Even companies that have been successful in building employee engagement and boosting staff retention are having difficulty getting their staff reward and remuneration structure right.
Research by business advisers, Grant Thornton, found that fewer than four out of 10 (38 per cent) companies recognised as being good employers believe they have a staff reward and remuneration structure which is highly successful.
Around half (47 per cent) felt that their reward strategies were partially hitting the mark, one in 10 (12 per cent) felt they were mildly successful while three of the 100 companies felt that they have no impact on their business objectives at all.
The survey examined the reward strategies of the Top 100 best companies to work for in the UK.
Jim Rogers, head of growth and strategic services at Grant Thornton, said: "We are astounded that only one third of the UK's top 100 best companies to work for believe that their reward and remuneration strategies are highly successful in terms of aligning staff rewards with business objectives.
"We had expected this figure to be much higher in these companies.
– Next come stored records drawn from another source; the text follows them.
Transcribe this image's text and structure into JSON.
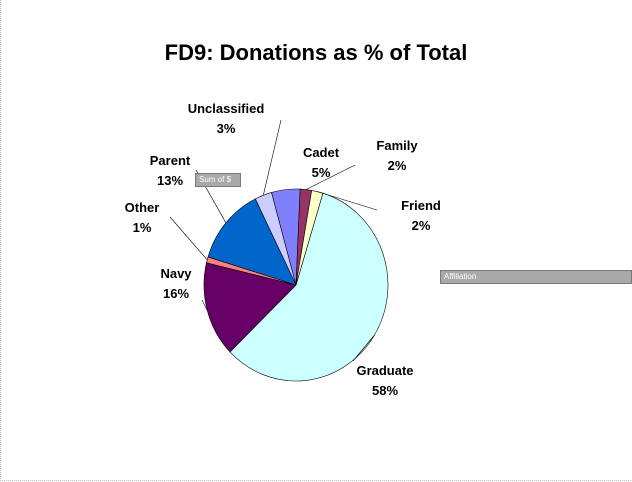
{
  "chart_data": {
    "type": "pie",
    "title": "FD9: Donations as % of Total",
    "slices": [
      {
        "name": "Graduate",
        "label": "58%",
        "value": 58,
        "color": "#ccffff"
      },
      {
        "name": "Navy",
        "label": "16%",
        "value": 16,
        "color": "#660066"
      },
      {
        "name": "Other",
        "label": "1%",
        "value": 1,
        "color": "#ff8080"
      },
      {
        "name": "Parent",
        "label": "13%",
        "value": 13,
        "color": "#0066cc"
      },
      {
        "name": "Unclassified",
        "label": "3%",
        "value": 3,
        "color": "#ccccff"
      },
      {
        "name": "Cadet",
        "label": "5%",
        "value": 5,
        "color": "#8080ff"
      },
      {
        "name": "Family",
        "label": "2%",
        "value": 2,
        "color": "#993366"
      },
      {
        "name": "Friend",
        "label": "2%",
        "value": 2,
        "color": "#ffffcc"
      }
    ]
  },
  "pivot": {
    "data_field": "Sum of $",
    "category_field": "Affiliation"
  }
}
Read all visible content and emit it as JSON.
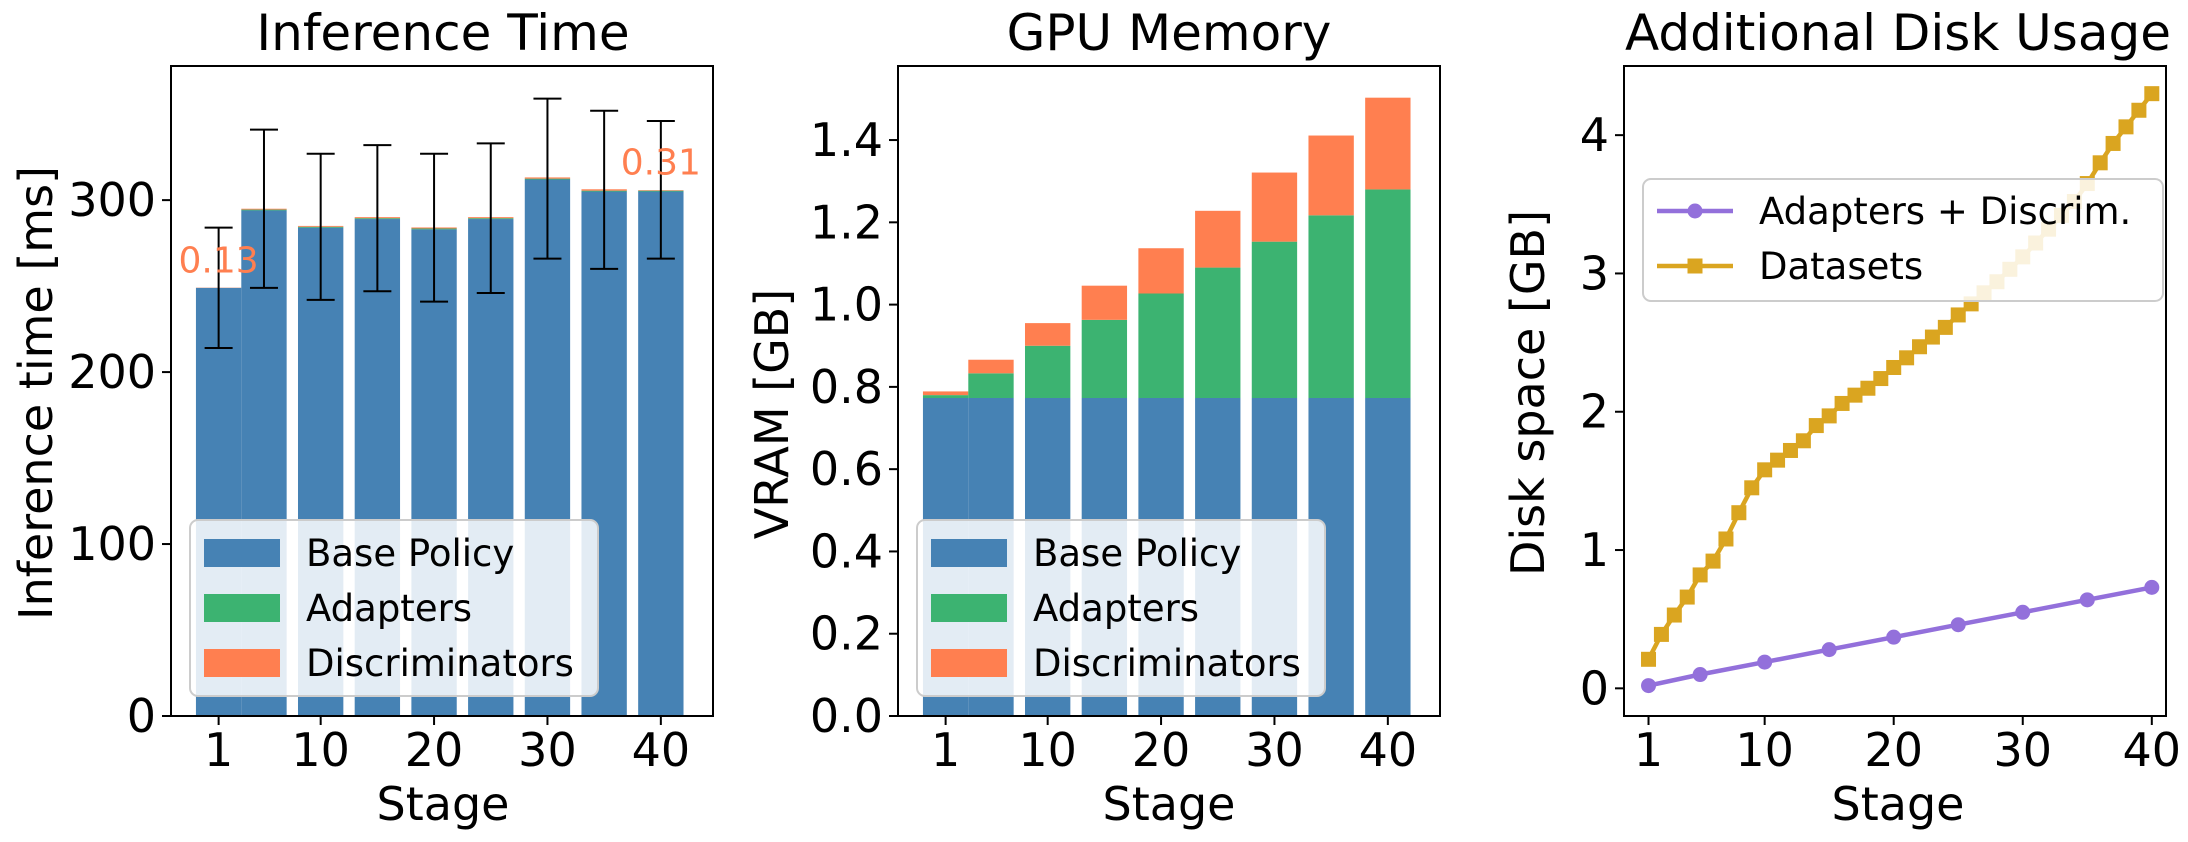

Perhaps, despite their success, they are still missing a few tricks in terms of making the best use of the various incentivisation tools available," he added.
"Thankfully however, of those surveyed two thirds (66 per cent) said that they would review their reward and remuneration strategy over the coming year," he continued.
"As without success in this crucial area of management it will clearly be a struggle to incentivise staff performance in line with business objectives, create a positive attitude amongst staff, attract high calibre employees or retain existing staff – all of which drive the creation of these policies in the first place," he concluded.
The survey also asked employers to identify the most popular rewards in their organisations.
Flexible working time led the way, with 89 per cent allowing their staff to take up such benefits, followed by formal recognition/awards (86 per cent), ad-hoc benefits such as Christmas parties (79 per cent), performance-related bonuses (78 per cent) and extra holidays (74 per cent).
Interestingly, incentives such as the provision of life assurance, an increase in basic salary and maternity or paternity benefits (above and beyond the legal requirements) now seem to have been taken for granted as part of normal remuneration packages by staff, so are no longer seen as being particularly generous.
Alysoun Stewart, director of growth and strategic services at Grant Thornton said: "Information about the most popular methods of rewarding staff is invaluable and should be looked at closely by those who do not offer some of the less obvious benefits to their employees.
"It is also essential that employees understand that these add-on benefits are genuine rewards that do come at a cost to their organisation," she added.
Despite the recent Turner Report and warnings about changing demographics placing a strain on the state pension, the survey showed that pension provision was not considered as particularly effective or popular as a reward mechanism.
In fact employers felt that formal recognition for their staff (52 per cent) was better received by employees than pensions (50 per cent).
"The lack of emphasis on pensions is a cause for concern, especially as this probably represents the biggest (and arguably the most important) single investment an individual will ever make," said Stewart.
"The lack of importance is likely to be a reflection of the wider apathy to pension provision, which the Government is desperately trying to change," she added.
Another finding from the research was that gone are the days of hierarchal management structures, where colleagues do not socialise and employees are "suited and booted".
The vast majority – 95 per cent – of the businesses surveyed said their people had fun at work and three quarters enjoyed a drink together regularly in comparison to only 5 per cent who said they rarely socialised with their work colleagues.
Workplaces were also found to be quite relaxed with people being trusted to get on with their jobs in 92 per cent of businesses – more than twice the number who did not allow their employees to do things without proper authorisation (45 per cent).
More than half the businesses surveyed had a flat structure with only 33 per cent having a strict or traditional hierarchical structure.
Beyond reward strategies, the survey also identified that more than half of the UK's top 100 best companies to work for said that people in their business were dressed casually, more than three times those who had a strict dress code.